弁護士会の読書

※本欄の記述はあくまで会員の個人的意見です。

2023年12月24日

ヒトラーの馬を奪還せよ

ドイツ


(霧山昴)
著者 アルテュール・ブラント 、 出版 筑摩書房

 タイトルだけを見ると、ナチス残党を舞台とする小説としか思えません。ところが、実話だというのに驚かされます。
 悪魔のような、というよりこの世の悪魔そのものであるアドルフ・ヒトラーは1945年4月、迫り来るソ連赤軍の大軍を前にしてベルリンにある総統地下壕に立てこもっていて、ついに結婚式をあげたばかりのエヴァ・ブラウンと青酸カリを飲んで心中してしまいます。

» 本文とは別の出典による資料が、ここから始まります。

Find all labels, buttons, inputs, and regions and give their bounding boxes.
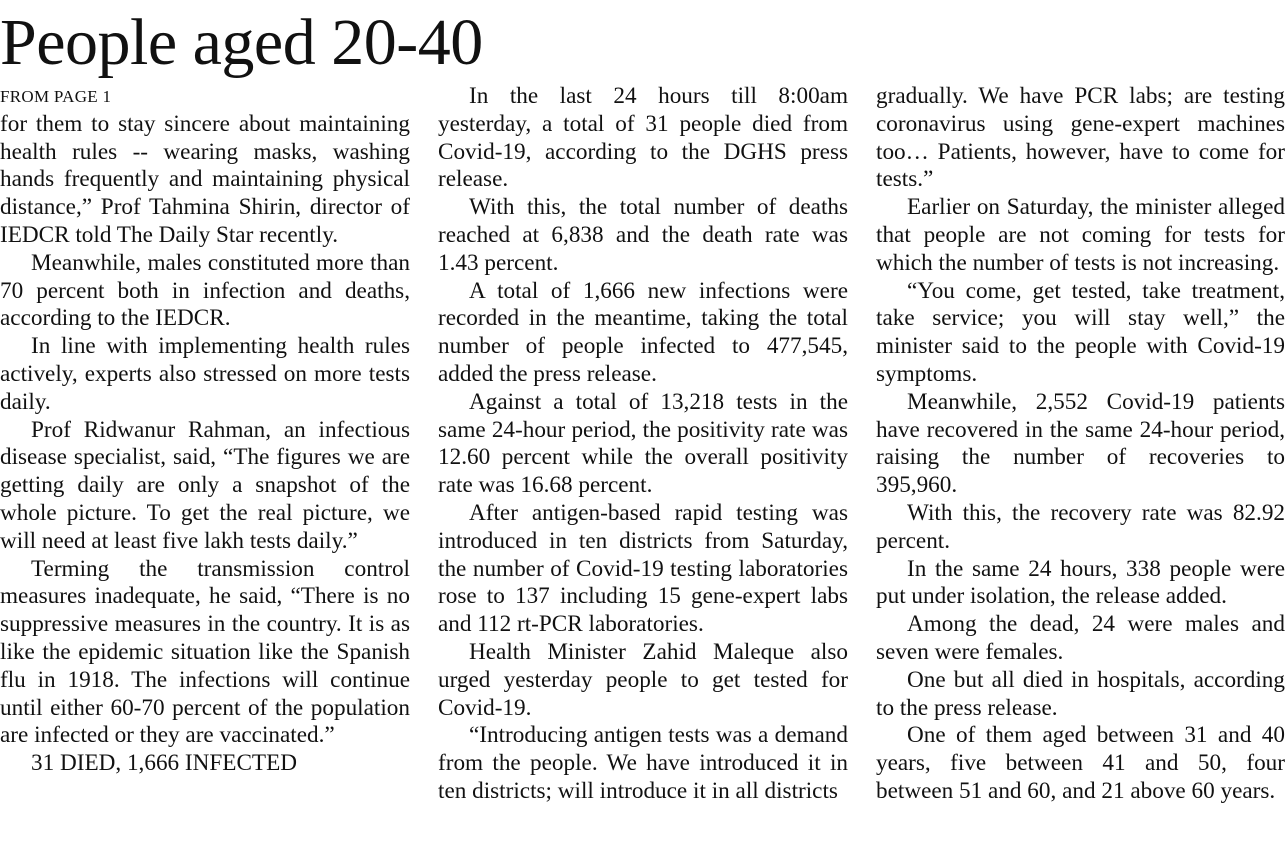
paragraph: Earlier on Saturday, the minister alleged that people are not coming for tests for which the number of tests is not increasing. <box>876 194 1285 276</box>
headline: People aged 20-40 <box>0 6 483 79</box>
paragraph: Meanwhile, 2,552 Covid-19 patients have recovered in the same 24-hour period, raising the number of recoveries to 395,960. <box>876 388 1285 499</box>
paragraph: for them to stay sincere about maintaining health rules -- wearing masks, washing hands frequently and maintaining physical distance,” Prof Tahmina Shirin, director of IEDCR told The Daily Star recently. <box>0 110 410 248</box>
paragraph: Health Minister Zahid Maleque also urged yesterday people to get tested for Covid-19. <box>438 638 848 721</box>
paragraph: Among the dead, 24 were males and seven were females. <box>876 611 1285 665</box>
subheading: 31 DIED, 1,666 INFECTED <box>31 750 297 777</box>
paragraph: Terming the transmission control measures inadequate, he said, “There is no suppressive measures in the country. It is as like the epidemic situation like the Spanish flu in 1918. The infections will continue until either 60-70 percent of the population are infected or they are vaccinated.” <box>0 555 410 749</box>
paragraph: “You come, get tested, take treatment, take service; you will stay well,” the minister said to the people with Covid-19 symptoms. <box>876 277 1285 387</box>
paragraph: Prof Ridwanur Rahman, an infectious disease specialist, said, “The figures we are getting daily are only a snapshot of the whole picture. To get the real picture, we will need at least five lakh tests daily.” <box>0 416 410 554</box>
paragraph: With this, the total number of deaths reached at 6,838 and the death rate was 1.43 percent. <box>438 194 848 276</box>
paragraph: One but all died in hospitals, according to the press release. <box>876 666 1285 721</box>
paragraph: Meanwhile, males constituted more than 70 percent both in infection and deaths, according to the IEDCR. <box>0 249 410 332</box>
jump-label: FROM PAGE 1 <box>0 87 112 106</box>
paragraph: In the last 24 hours till 8:00am yesterday, a total of 31 people died from Covid-19, according to the DGHS press release. <box>438 83 848 193</box>
paragraph: In the same 24 hours, 338 people were put under isolation, the release added. <box>876 555 1285 610</box>
paragraph: One of them aged between 31 and 40 years, five between 41 and 50, four between 51 and 60, and 21 above 60 years. <box>876 722 1285 804</box>
article-column-2 <box>438 83 848 864</box>
paragraph: After antigen-based rapid testing was introduced in ten districts from Saturday, the number of Covid-19 testing laboratories rose to 137 including 15 gene-expert labs and 112 rt-PCR laboratories. <box>438 499 848 638</box>
paragraph: “Introducing antigen tests was a demand from the people. We have introduced it in ten districts; will introduce it in all districts <box>438 722 848 804</box>
article-column-3 <box>876 83 1285 864</box>
paragraph: gradually. We have PCR labs; are testing coronavirus using gene-expert machines too… Patients, however, have to come for tests.” <box>876 83 1285 193</box>
paragraph: In line with implementing health rules actively, experts also stressed on more tests daily. <box>0 333 410 415</box>
paragraph: Against a total of 13,218 tests in the same 24-hour period, the positivity rate was 12.60 percent while the overall positivity rate was 16.68 percent. <box>438 388 848 499</box>
paragraph: With this, the recovery rate was 82.92 percent. <box>876 499 1285 554</box>
article-column-1 <box>0 83 410 864</box>
paragraph: A total of 1,666 new infections were recorded in the meantime, taking the total number of people infected to 477,545, added the press release. <box>438 277 848 387</box>
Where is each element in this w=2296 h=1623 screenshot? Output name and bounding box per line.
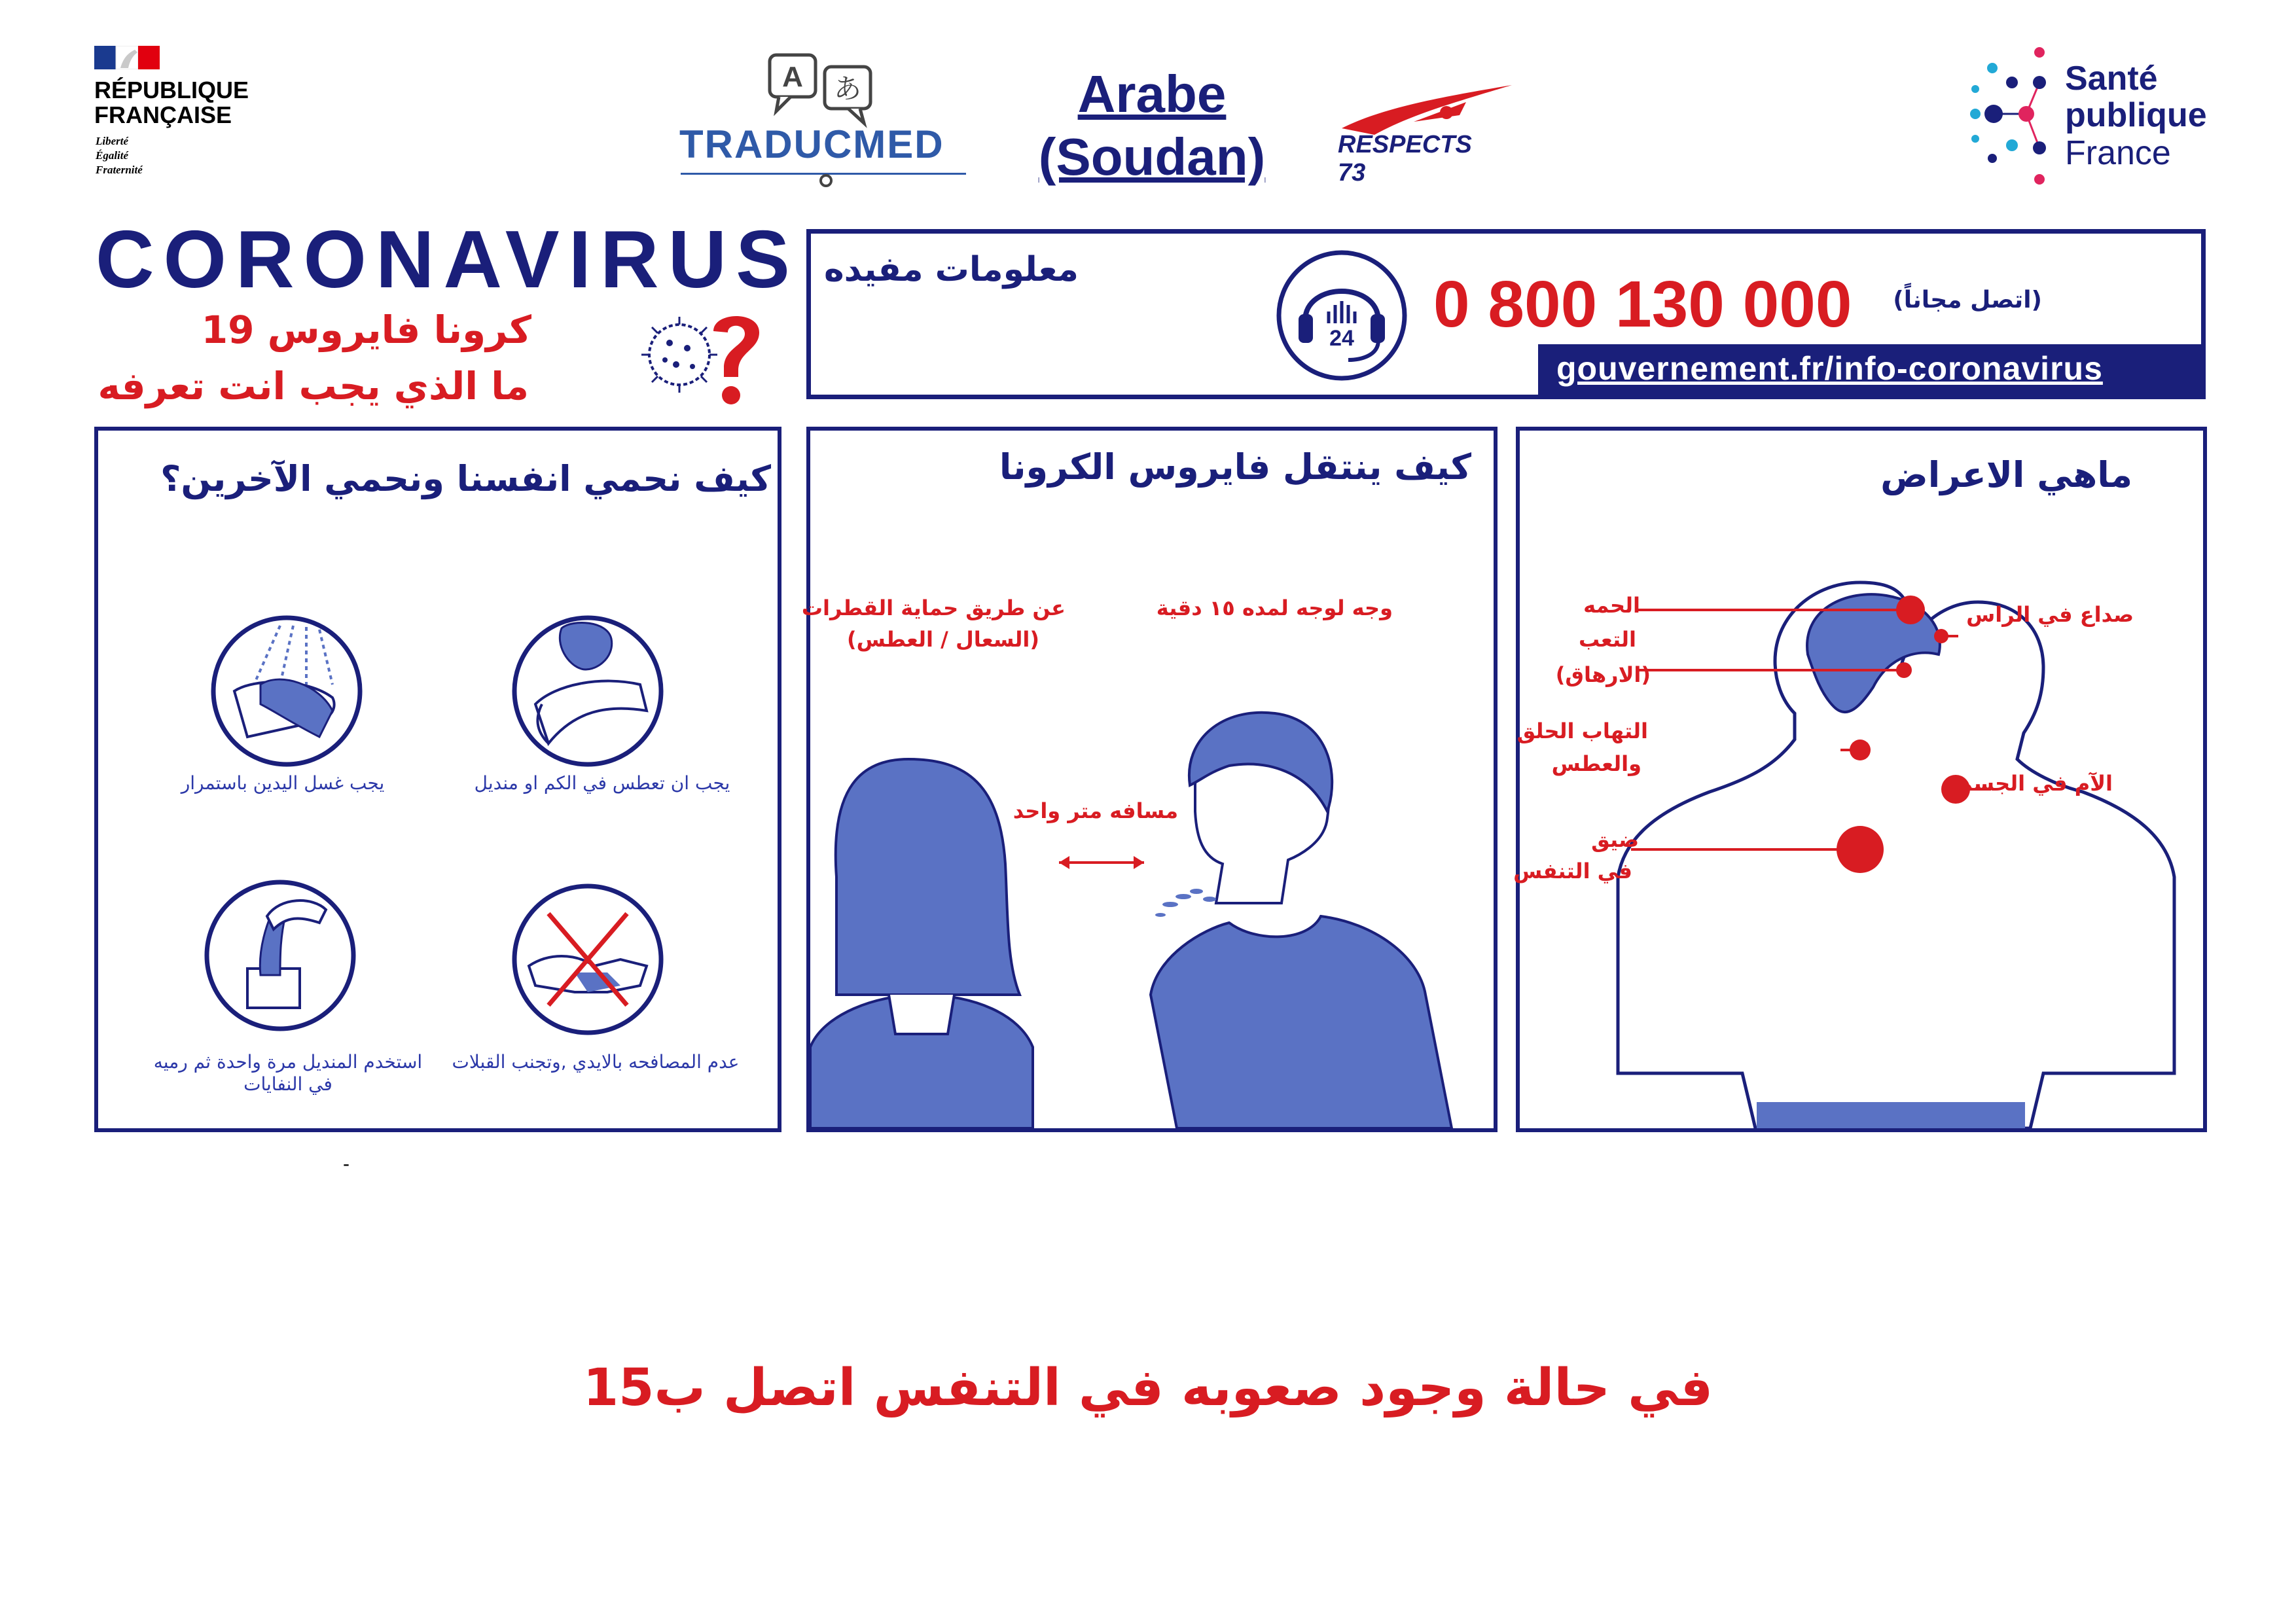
language-title (1021, 63, 1283, 188)
language-line2: (Soudan) (1038, 128, 1266, 186)
info-heading: معلومات مفيده (823, 250, 1079, 289)
spf-line3: France (2065, 134, 2171, 172)
language-line1: Arabe (1077, 65, 1227, 123)
stethoscope-icon (806, 151, 846, 190)
stray-mark: - (343, 1153, 350, 1175)
symptom-throat-2: والعطس (1551, 751, 1641, 776)
body-symptoms-illustration (1520, 576, 2203, 1128)
svg-text:A: A (782, 61, 803, 93)
symptom-fatigue-2: (الارهاق) (1555, 662, 1651, 687)
sneeze-elbow-icon (509, 613, 666, 770)
symptom-body-pain: الآم في الجسم (1957, 771, 2113, 796)
marianne-flag-icon (94, 46, 160, 69)
headset-24h-icon (1275, 249, 1408, 382)
phone-number[interactable]: 0 800 130 000 (1433, 268, 1852, 341)
protect-caption-2: يجب غسل اليدين باستمرار (181, 772, 385, 794)
info-url-link[interactable]: gouvernement.fr/info-coronavirus (1556, 350, 2103, 387)
symptom-headache: صداع في الراس (1966, 602, 2134, 627)
symptom-fever: الحمه (1583, 593, 1640, 618)
tissue-disposal-icon (202, 877, 359, 1034)
svg-text:あ: あ (833, 73, 862, 105)
motto-fraternite: Fraternité (96, 164, 143, 176)
republic-name-line2: FRANÇAISE (94, 101, 232, 128)
protect-caption-3: عدم المصافحه بالايدي ,وتجنب القبلات (452, 1051, 740, 1073)
motto-liberte: Liberté (96, 135, 129, 147)
emergency-note: في حالة وجود صعوبه في التنفس اتصل ب15 (583, 1359, 1713, 1418)
protect-caption-1: يجب ان تعطس في الكم او منديل (474, 772, 730, 794)
symptom-fatigue-1: التعب (1579, 627, 1636, 652)
transmission-illustration (810, 707, 1494, 1128)
symptom-breath-1: ضيق (1591, 827, 1639, 852)
protect-panel-title: كيف نحمي انفسنا ونحمي الآخرين؟ (160, 458, 771, 499)
subtitle-line1: كرونا فايروس 19 (201, 308, 531, 352)
symptoms-panel-title: ماهي الاعراض (1880, 454, 2132, 495)
spf-line2: publique (2065, 96, 2207, 134)
no-handshake-icon (509, 881, 666, 1038)
free-call-note: (اتصل مجاناً) (1893, 287, 2042, 313)
transmission-panel-title: كيف ينتقل فايروس الكرونا (999, 446, 1471, 488)
main-title: CORONAVIRUS (96, 215, 799, 305)
label-distance: مسافه متر واحد (1013, 798, 1178, 823)
respects73-wordmark: RESPECTS 73 (1338, 131, 1472, 187)
virus-question-icon (640, 302, 771, 414)
spf-line1: Santé (2065, 60, 2158, 98)
label-face-to-face: وجه لوجه لمده ١٥ دقية (1156, 596, 1393, 620)
symptom-breath-2: في التنفس (1513, 859, 1632, 883)
label-droplets-1: عن طريق حماية القطرات (801, 596, 1066, 620)
translation-bubbles-icon (764, 51, 882, 130)
traducmed-wordmark: TRADUCMED (679, 122, 944, 166)
svg-text:24: 24 (1329, 326, 1354, 351)
republic-name-line1: RÉPUBLIQUE (94, 77, 249, 103)
sante-publique-dots-icon (1966, 46, 2064, 190)
motto-egalite: Égalité (96, 149, 129, 162)
protect-caption-4: استخدم المنديل مرة واحدة ثم رميه في النفايات (153, 1051, 423, 1095)
subtitle-line2: ما الذي يجب انت تعرفه (98, 364, 529, 408)
hand-washing-icon (208, 613, 365, 770)
label-droplets-2: (السعال / العطس) (846, 627, 1039, 652)
symptom-throat-1: التهاب الحلق (1516, 719, 1648, 743)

その遺体は地上に運び出されて、ガソリンをかけて焼却されました。ソ連のスターリンはヒトラーの自殺をなかなか信じなかったようですが、ヒトラーの遺体だったことは科学的に証明されています。
 そこで、この本のテーマはヒトラーたちナチスの高官が収集していた美術品の行方です。ナチスの高官たちは敗戦直前に、それぞれ財宝を隠して逃亡していきました。その逃亡にバチカンの一部が手を貸したようです。そして、南米に逃れたナチス残党も少なからずいました。その一人がアイヒマンです。
 人間は国外へ逃亡したとして、財宝はどこに消えたのか...。
 スイスの湖にナチスの財宝が決められたとして、その引き揚げに熱中した人も少なくないようです。この本の対象となっているのは、ナチスの総統官邸にあった2頭の馬です。彫像といっても小さいものではなく、巨大なものです。そんな大きなものが、激しいベルリン攻防戦の中、無傷で残っていて、どこかに隠されているなんて、信じられません。ところが、そんなことが現実にあったようなんです。
 スターリンは、「戦利品旅団」なるものを設立して、前線で価値あるものをどんどん奪ってソ連本国に持ってくるよう命令していた、というのです。たしかに、スターリンなら、ありうる命令です。そして、その命令に従うふりをして、実は自分の私腹を肥やしていた赤軍将校もいたというのです。なるほど、これまた、ありうる話です。どこの世界でも、バカ正直な人ばかりとは限りませんからね...。
 ナチスはユダヤ人から無償で取りあげた財宝を私物化したが、その分配をめぐっては醜い争いが多々あった。
 今では、このヒトラーの総統官邸に置かれていた2頭の「馬」は、ベルリンのツィタデレ美術館で公開されているそうです。まさしく、事実は小説より奇なりです。その発見に至る過程がミステリー小説のようにして展開していきます。